Le temps, c'est également celui de la résidence, un contexte de création que privilégie souvent Arno Brignon. Arraché de ses obligations quotidiennes mais également de sa zone de confort, l'artiste a l'opportunité d'y devenir le flâneur, le parfait observateur d'un territoire dont il se détache pour mieux l’analyser, dont parlent Baudelaire dans Les fleurs du mal et Walter Benjamin après lui dans Les Passages.
Enfin, le temps, c'est également celui qui imprègnent certains lieux. La série La Falgarié (2017) retrace les derniers moments d'un complexe HLM peu à peu déserté, dans l'attente d'une réhabilitation urbanistique. Le quartier n'est plus animé que d'un mouvement extrêmement ralenti, perçu comme stoppé, avant même que l'obturateur ne se referme sur lui. Pour Dans les murs (2018), l'artiste a enduit les parois du vieil hôpital de Lectoure d'un produit photosensible permettant de faire apparaître provisoirement le portrait des habitants pris à la chambre.

Au-delà du temps, il y a dans le travail d'Arno Brignon une expérimentation de la matérialité de la photographie. L'artiste engendre des re-présentations qui se donnent à saisir comme telles. Si l'invention de la perspective en peinture, perfectionnée par l'usage de la camera obscura, puis la découverte de la photographie ont constitué des promesses d'une expérience toujours plus immédiate, plus authentique, plus transparente du réel, chez l'artiste, il s'agit d'assumer les diverses mutations comme le passage du volume à la deux dimensions et le changement d'échelle qui font que l'image photographique n'est jamais un duplicata exact de la réalité. Ainsi le recours répété au noir et blanc, le grain omniprésent, les accidents et les flous précieusement conservés rappellent que ce que nous voyons n'est en aucun cas ce que nous aurions pu voir lors de la prise de vues. Ici, la photographie ne simule pas une fenêtre ouverte pour laisser apparaître le réel. Au contraire, elle s'affirme comme medium et donc comme intermédiaire entre le modèle, l'artiste et le spectateur.
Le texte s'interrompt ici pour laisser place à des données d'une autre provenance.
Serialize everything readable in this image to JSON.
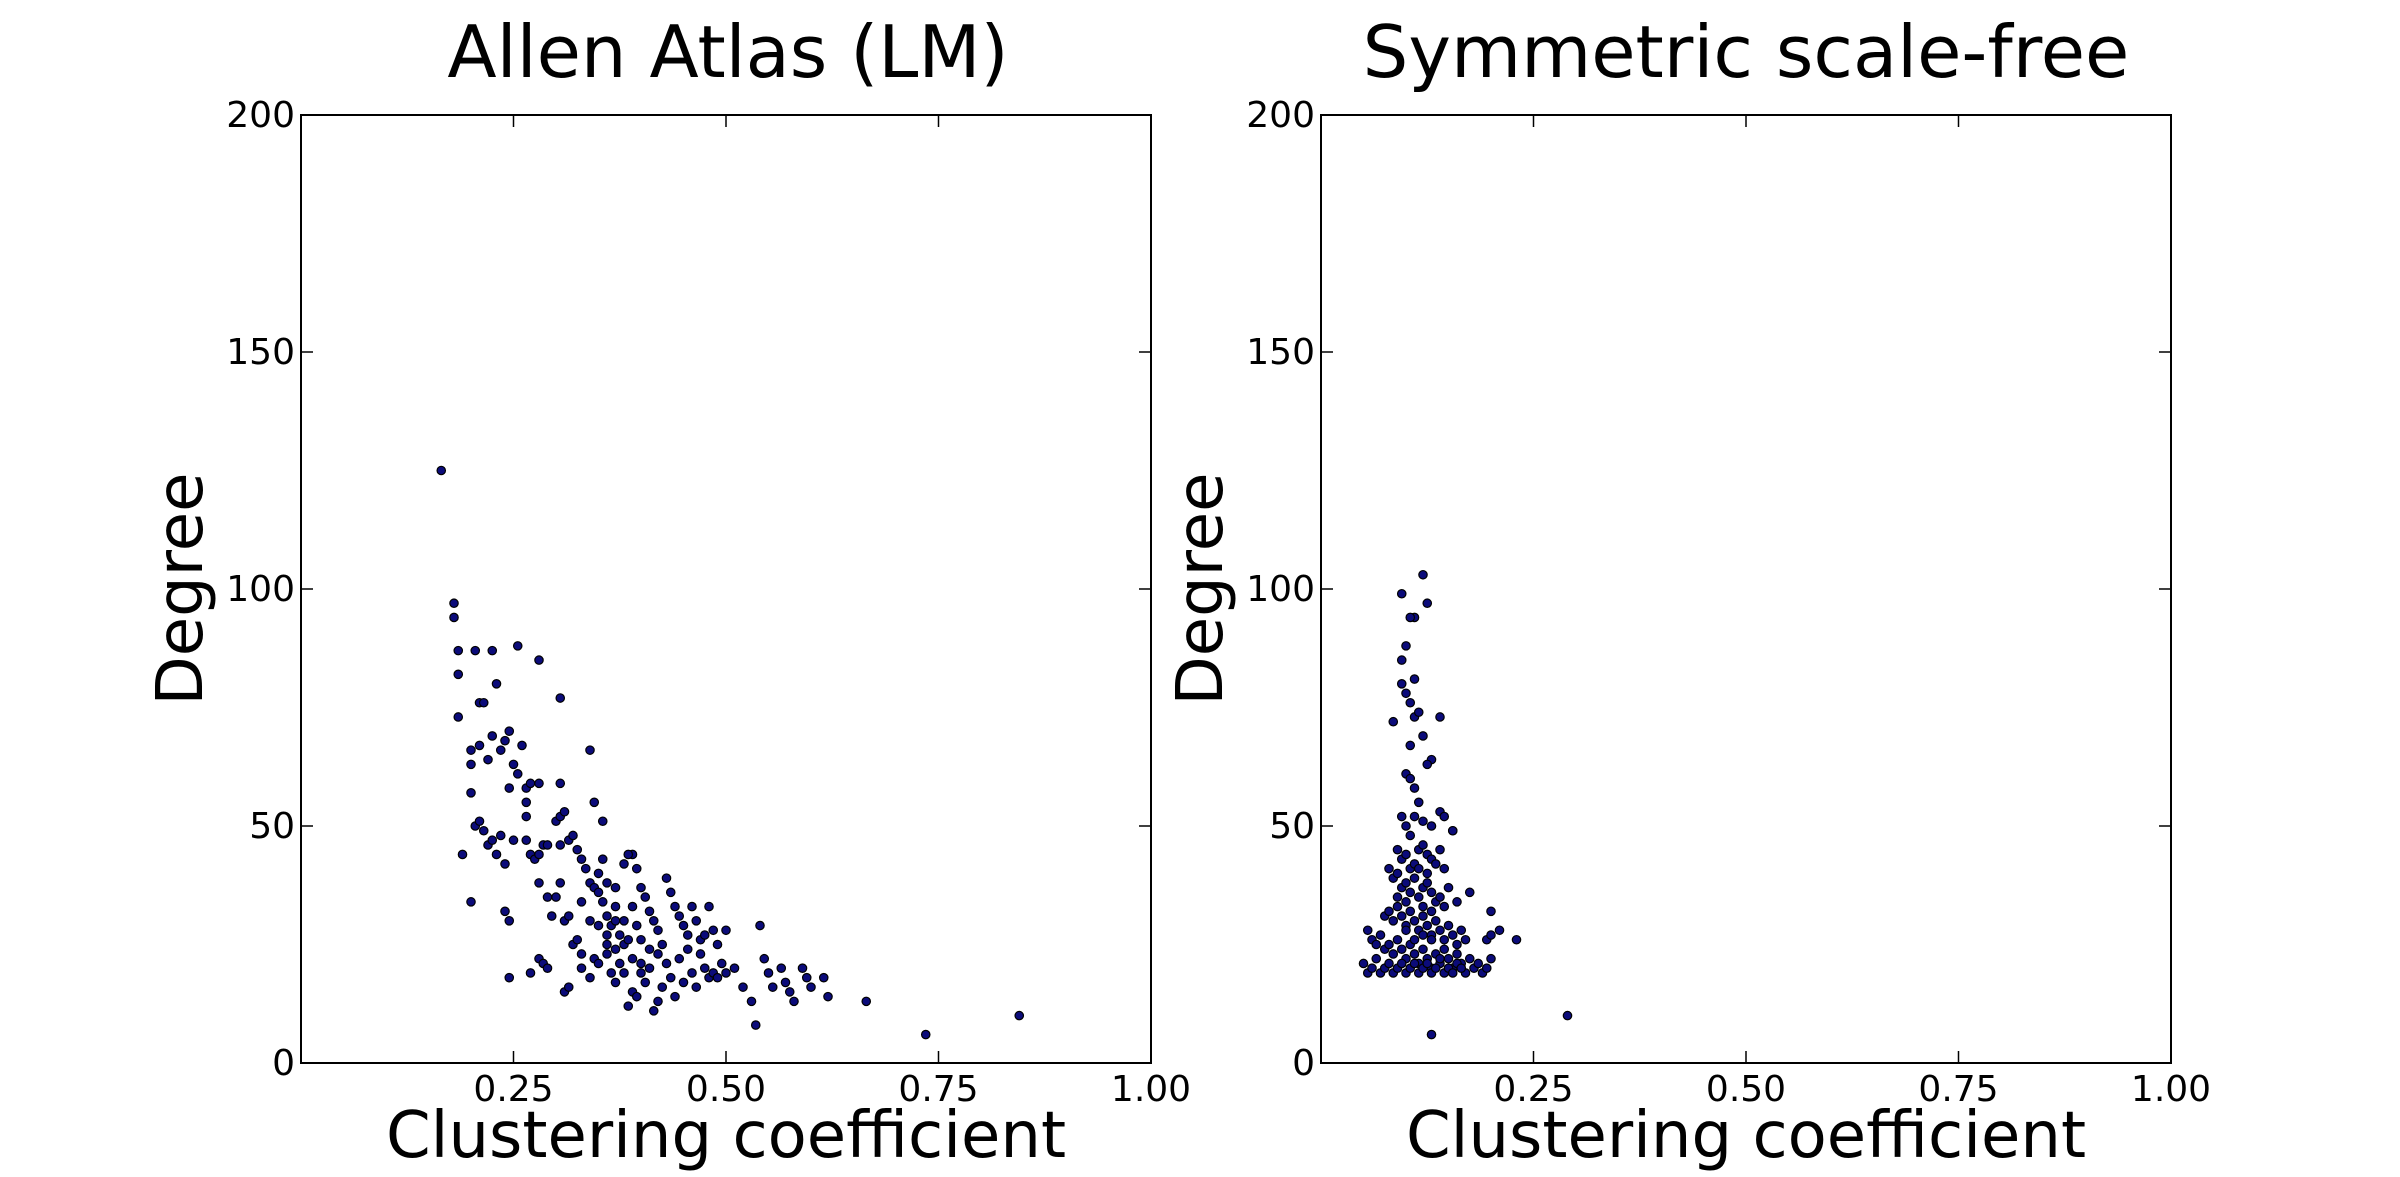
{
  "colors": {
    "marker": "#0b0b7a",
    "marker_edge": "#000000",
    "axes": "#000000"
  },
  "chart_data": [
    {
      "type": "scatter",
      "title": "Allen Atlas (LM)",
      "xlabel": "Clustering coefficient",
      "ylabel": "Degree",
      "xlim": [
        0,
        1.0
      ],
      "ylim": [
        0,
        200
      ],
      "xticks": [
        0.25,
        0.5,
        0.75,
        1.0
      ],
      "xtick_labels": [
        "0.25",
        "0.50",
        "0.75",
        "1.00"
      ],
      "yticks": [
        0,
        50,
        100,
        150,
        200
      ],
      "ytick_labels": [
        "0",
        "50",
        "100",
        "150",
        "200"
      ],
      "grid": false,
      "points": [
        [
          0.165,
          125
        ],
        [
          0.18,
          97
        ],
        [
          0.18,
          94
        ],
        [
          0.185,
          87
        ],
        [
          0.185,
          82
        ],
        [
          0.185,
          73
        ],
        [
          0.205,
          87
        ],
        [
          0.21,
          76
        ],
        [
          0.225,
          87
        ],
        [
          0.255,
          88
        ],
        [
          0.28,
          85
        ],
        [
          0.215,
          76
        ],
        [
          0.23,
          80
        ],
        [
          0.2,
          66
        ],
        [
          0.21,
          67
        ],
        [
          0.22,
          64
        ],
        [
          0.225,
          69
        ],
        [
          0.235,
          66
        ],
        [
          0.24,
          68
        ],
        [
          0.245,
          70
        ],
        [
          0.25,
          63
        ],
        [
          0.255,
          61
        ],
        [
          0.26,
          67
        ],
        [
          0.265,
          58
        ],
        [
          0.27,
          59
        ],
        [
          0.28,
          59
        ],
        [
          0.265,
          55
        ],
        [
          0.245,
          58
        ],
        [
          0.2,
          63
        ],
        [
          0.2,
          57
        ],
        [
          0.205,
          50
        ],
        [
          0.21,
          51
        ],
        [
          0.215,
          49
        ],
        [
          0.22,
          46
        ],
        [
          0.225,
          47
        ],
        [
          0.23,
          44
        ],
        [
          0.235,
          48
        ],
        [
          0.24,
          42
        ],
        [
          0.25,
          47
        ],
        [
          0.265,
          52
        ],
        [
          0.265,
          47
        ],
        [
          0.27,
          44
        ],
        [
          0.275,
          43
        ],
        [
          0.28,
          44
        ],
        [
          0.285,
          46
        ],
        [
          0.29,
          46
        ],
        [
          0.3,
          51
        ],
        [
          0.305,
          52
        ],
        [
          0.305,
          46
        ],
        [
          0.31,
          53
        ],
        [
          0.315,
          47
        ],
        [
          0.32,
          48
        ],
        [
          0.325,
          45
        ],
        [
          0.33,
          43
        ],
        [
          0.305,
          77
        ],
        [
          0.34,
          66
        ],
        [
          0.305,
          59
        ],
        [
          0.345,
          55
        ],
        [
          0.355,
          51
        ],
        [
          0.19,
          44
        ],
        [
          0.2,
          34
        ],
        [
          0.24,
          32
        ],
        [
          0.245,
          30
        ],
        [
          0.245,
          18
        ],
        [
          0.27,
          19
        ],
        [
          0.28,
          22
        ],
        [
          0.285,
          21
        ],
        [
          0.29,
          20
        ],
        [
          0.28,
          38
        ],
        [
          0.29,
          35
        ],
        [
          0.295,
          31
        ],
        [
          0.3,
          35
        ],
        [
          0.305,
          38
        ],
        [
          0.31,
          30
        ],
        [
          0.315,
          31
        ],
        [
          0.32,
          25
        ],
        [
          0.325,
          26
        ],
        [
          0.33,
          23
        ],
        [
          0.335,
          41
        ],
        [
          0.34,
          38
        ],
        [
          0.345,
          37
        ],
        [
          0.35,
          36
        ],
        [
          0.355,
          34
        ],
        [
          0.36,
          31
        ],
        [
          0.365,
          29
        ],
        [
          0.37,
          30
        ],
        [
          0.375,
          27
        ],
        [
          0.38,
          25
        ],
        [
          0.385,
          26
        ],
        [
          0.39,
          44
        ],
        [
          0.395,
          41
        ],
        [
          0.4,
          37
        ],
        [
          0.405,
          35
        ],
        [
          0.41,
          32
        ],
        [
          0.415,
          30
        ],
        [
          0.42,
          28
        ],
        [
          0.425,
          25
        ],
        [
          0.43,
          39
        ],
        [
          0.435,
          36
        ],
        [
          0.44,
          33
        ],
        [
          0.445,
          31
        ],
        [
          0.45,
          29
        ],
        [
          0.455,
          27
        ],
        [
          0.46,
          33
        ],
        [
          0.465,
          30
        ],
        [
          0.47,
          26
        ],
        [
          0.475,
          27
        ],
        [
          0.48,
          33
        ],
        [
          0.485,
          28
        ],
        [
          0.49,
          25
        ],
        [
          0.495,
          21
        ],
        [
          0.5,
          28
        ],
        [
          0.31,
          15
        ],
        [
          0.315,
          16
        ],
        [
          0.33,
          20
        ],
        [
          0.34,
          18
        ],
        [
          0.345,
          22
        ],
        [
          0.35,
          21
        ],
        [
          0.36,
          23
        ],
        [
          0.365,
          19
        ],
        [
          0.37,
          17
        ],
        [
          0.375,
          21
        ],
        [
          0.38,
          19
        ],
        [
          0.385,
          12
        ],
        [
          0.39,
          15
        ],
        [
          0.395,
          14
        ],
        [
          0.4,
          19
        ],
        [
          0.405,
          17
        ],
        [
          0.41,
          20
        ],
        [
          0.415,
          11
        ],
        [
          0.42,
          13
        ],
        [
          0.425,
          16
        ],
        [
          0.43,
          21
        ],
        [
          0.435,
          18
        ],
        [
          0.44,
          14
        ],
        [
          0.445,
          22
        ],
        [
          0.45,
          17
        ],
        [
          0.455,
          24
        ],
        [
          0.46,
          19
        ],
        [
          0.465,
          16
        ],
        [
          0.47,
          23
        ],
        [
          0.475,
          20
        ],
        [
          0.48,
          18
        ],
        [
          0.485,
          19
        ],
        [
          0.49,
          18
        ],
        [
          0.5,
          19
        ],
        [
          0.51,
          20
        ],
        [
          0.52,
          16
        ],
        [
          0.53,
          13
        ],
        [
          0.535,
          8
        ],
        [
          0.54,
          29
        ],
        [
          0.545,
          22
        ],
        [
          0.55,
          19
        ],
        [
          0.555,
          16
        ],
        [
          0.565,
          20
        ],
        [
          0.57,
          17
        ],
        [
          0.575,
          15
        ],
        [
          0.58,
          13
        ],
        [
          0.59,
          20
        ],
        [
          0.595,
          18
        ],
        [
          0.6,
          16
        ],
        [
          0.615,
          18
        ],
        [
          0.62,
          14
        ],
        [
          0.665,
          13
        ],
        [
          0.735,
          6
        ],
        [
          0.845,
          10
        ],
        [
          0.35,
          40
        ],
        [
          0.355,
          43
        ],
        [
          0.36,
          38
        ],
        [
          0.37,
          37
        ],
        [
          0.38,
          42
        ],
        [
          0.385,
          44
        ],
        [
          0.39,
          33
        ],
        [
          0.395,
          29
        ],
        [
          0.4,
          26
        ],
        [
          0.36,
          27
        ],
        [
          0.37,
          33
        ],
        [
          0.38,
          30
        ],
        [
          0.39,
          22
        ],
        [
          0.4,
          21
        ],
        [
          0.41,
          24
        ],
        [
          0.42,
          23
        ],
        [
          0.33,
          34
        ],
        [
          0.34,
          30
        ],
        [
          0.35,
          29
        ],
        [
          0.36,
          25
        ],
        [
          0.37,
          24
        ]
      ]
    },
    {
      "type": "scatter",
      "title": "Symmetric scale-free",
      "xlabel": "Clustering coefficient",
      "ylabel": "Degree",
      "xlim": [
        0,
        1.0
      ],
      "ylim": [
        0,
        200
      ],
      "xticks": [
        0.25,
        0.5,
        0.75,
        1.0
      ],
      "xtick_labels": [
        "0.25",
        "0.50",
        "0.75",
        "1.00"
      ],
      "yticks": [
        0,
        50,
        100,
        150,
        200
      ],
      "ytick_labels": [
        "0",
        "50",
        "100",
        "150",
        "200"
      ],
      "grid": false,
      "points": [
        [
          0.12,
          103
        ],
        [
          0.095,
          99
        ],
        [
          0.11,
          94
        ],
        [
          0.105,
          94
        ],
        [
          0.125,
          97
        ],
        [
          0.1,
          88
        ],
        [
          0.095,
          85
        ],
        [
          0.11,
          81
        ],
        [
          0.095,
          80
        ],
        [
          0.1,
          78
        ],
        [
          0.105,
          76
        ],
        [
          0.11,
          73
        ],
        [
          0.085,
          72
        ],
        [
          0.115,
          74
        ],
        [
          0.14,
          73
        ],
        [
          0.12,
          69
        ],
        [
          0.105,
          67
        ],
        [
          0.13,
          64
        ],
        [
          0.125,
          63
        ],
        [
          0.1,
          61
        ],
        [
          0.105,
          60
        ],
        [
          0.11,
          58
        ],
        [
          0.115,
          55
        ],
        [
          0.095,
          52
        ],
        [
          0.1,
          50
        ],
        [
          0.105,
          48
        ],
        [
          0.11,
          52
        ],
        [
          0.12,
          51
        ],
        [
          0.13,
          50
        ],
        [
          0.14,
          53
        ],
        [
          0.145,
          52
        ],
        [
          0.155,
          49
        ],
        [
          0.09,
          45
        ],
        [
          0.095,
          43
        ],
        [
          0.1,
          44
        ],
        [
          0.105,
          41
        ],
        [
          0.11,
          42
        ],
        [
          0.115,
          45
        ],
        [
          0.12,
          46
        ],
        [
          0.125,
          44
        ],
        [
          0.13,
          43
        ],
        [
          0.135,
          42
        ],
        [
          0.14,
          45
        ],
        [
          0.145,
          41
        ],
        [
          0.08,
          41
        ],
        [
          0.085,
          39
        ],
        [
          0.09,
          40
        ],
        [
          0.095,
          37
        ],
        [
          0.1,
          38
        ],
        [
          0.105,
          36
        ],
        [
          0.11,
          39
        ],
        [
          0.115,
          35
        ],
        [
          0.12,
          37
        ],
        [
          0.125,
          38
        ],
        [
          0.13,
          36
        ],
        [
          0.135,
          34
        ],
        [
          0.14,
          35
        ],
        [
          0.145,
          33
        ],
        [
          0.15,
          37
        ],
        [
          0.16,
          34
        ],
        [
          0.075,
          31
        ],
        [
          0.08,
          32
        ],
        [
          0.085,
          30
        ],
        [
          0.09,
          33
        ],
        [
          0.095,
          31
        ],
        [
          0.1,
          29
        ],
        [
          0.105,
          32
        ],
        [
          0.11,
          30
        ],
        [
          0.115,
          28
        ],
        [
          0.12,
          31
        ],
        [
          0.125,
          29
        ],
        [
          0.13,
          27
        ],
        [
          0.135,
          30
        ],
        [
          0.14,
          28
        ],
        [
          0.145,
          26
        ],
        [
          0.15,
          29
        ],
        [
          0.155,
          27
        ],
        [
          0.16,
          25
        ],
        [
          0.165,
          28
        ],
        [
          0.17,
          26
        ],
        [
          0.055,
          28
        ],
        [
          0.06,
          26
        ],
        [
          0.065,
          25
        ],
        [
          0.07,
          27
        ],
        [
          0.075,
          24
        ],
        [
          0.08,
          25
        ],
        [
          0.085,
          23
        ],
        [
          0.09,
          26
        ],
        [
          0.095,
          24
        ],
        [
          0.1,
          22
        ],
        [
          0.105,
          25
        ],
        [
          0.11,
          23
        ],
        [
          0.115,
          21
        ],
        [
          0.12,
          24
        ],
        [
          0.125,
          22
        ],
        [
          0.13,
          20
        ],
        [
          0.135,
          23
        ],
        [
          0.14,
          21
        ],
        [
          0.145,
          24
        ],
        [
          0.15,
          22
        ],
        [
          0.155,
          20
        ],
        [
          0.16,
          23
        ],
        [
          0.165,
          21
        ],
        [
          0.17,
          19
        ],
        [
          0.175,
          22
        ],
        [
          0.18,
          20
        ],
        [
          0.185,
          21
        ],
        [
          0.19,
          19
        ],
        [
          0.05,
          21
        ],
        [
          0.055,
          19
        ],
        [
          0.06,
          20
        ],
        [
          0.065,
          22
        ],
        [
          0.07,
          19
        ],
        [
          0.075,
          20
        ],
        [
          0.08,
          21
        ],
        [
          0.085,
          19
        ],
        [
          0.09,
          20
        ],
        [
          0.095,
          21
        ],
        [
          0.1,
          19
        ],
        [
          0.105,
          20
        ],
        [
          0.11,
          21
        ],
        [
          0.115,
          19
        ],
        [
          0.12,
          20
        ],
        [
          0.125,
          21
        ],
        [
          0.13,
          19
        ],
        [
          0.135,
          20
        ],
        [
          0.14,
          22
        ],
        [
          0.145,
          19
        ],
        [
          0.15,
          20
        ],
        [
          0.155,
          19
        ],
        [
          0.16,
          21
        ],
        [
          0.165,
          20
        ],
        [
          0.195,
          26
        ],
        [
          0.2,
          27
        ],
        [
          0.21,
          28
        ],
        [
          0.2,
          32
        ],
        [
          0.23,
          26
        ],
        [
          0.2,
          22
        ],
        [
          0.195,
          20
        ],
        [
          0.175,
          36
        ],
        [
          0.155,
          49
        ],
        [
          0.13,
          6
        ],
        [
          0.29,
          10
        ],
        [
          0.1,
          28
        ],
        [
          0.11,
          26
        ],
        [
          0.12,
          27
        ],
        [
          0.13,
          26
        ],
        [
          0.12,
          33
        ],
        [
          0.13,
          32
        ],
        [
          0.09,
          35
        ],
        [
          0.1,
          34
        ],
        [
          0.115,
          41
        ],
        [
          0.125,
          40
        ]
      ]
    }
  ]
}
Elle maintient le sujet à une certaine distance, si bien qu'il n'y a jamais de voyeurisme, d’indiscrétion, de dévoilement narcissique, mais une sorte d'équilibre, de respect, de douceur aussi... Par exemple, quand il photographie le Pas de la Case, dont l'existence est justifiée par un statut géopolitique autorisant à bâtir de la richesse en dehors des cadres législatifs habituels, Arno Brignon se garde de confirmer notre perception stéréotypée qui envisage ce territoire comme un immense supermarché. Bien que quelques devantures de magasins soient visibles, il substitue aux néons des enseignes et aux rayonnages surchargés de produits détaxés, la lumière tamisée d'une salle de billard, l'obscurité de la ruelle qui borde un hôtel, la brume sur la station de ski désertée et restitue ainsi l'ambiguïté de cet espace frontalier. Il n'est pas rare que les choses photographiées soient déjà des images du réel : des reflets dans le miroir, dans une vitre, dans une flaque d'eau provoquant une nouvelle mise à distance.

Ainsi le travail d'Arno Brignon se constitue-t-il de rencontres avec un territoire, avec des habitants, avec ses proches, et les flous et les accidents présents dans ses images témoignent paradoxalement de son attachement à ajuster la focale, à chercher le juste espacement.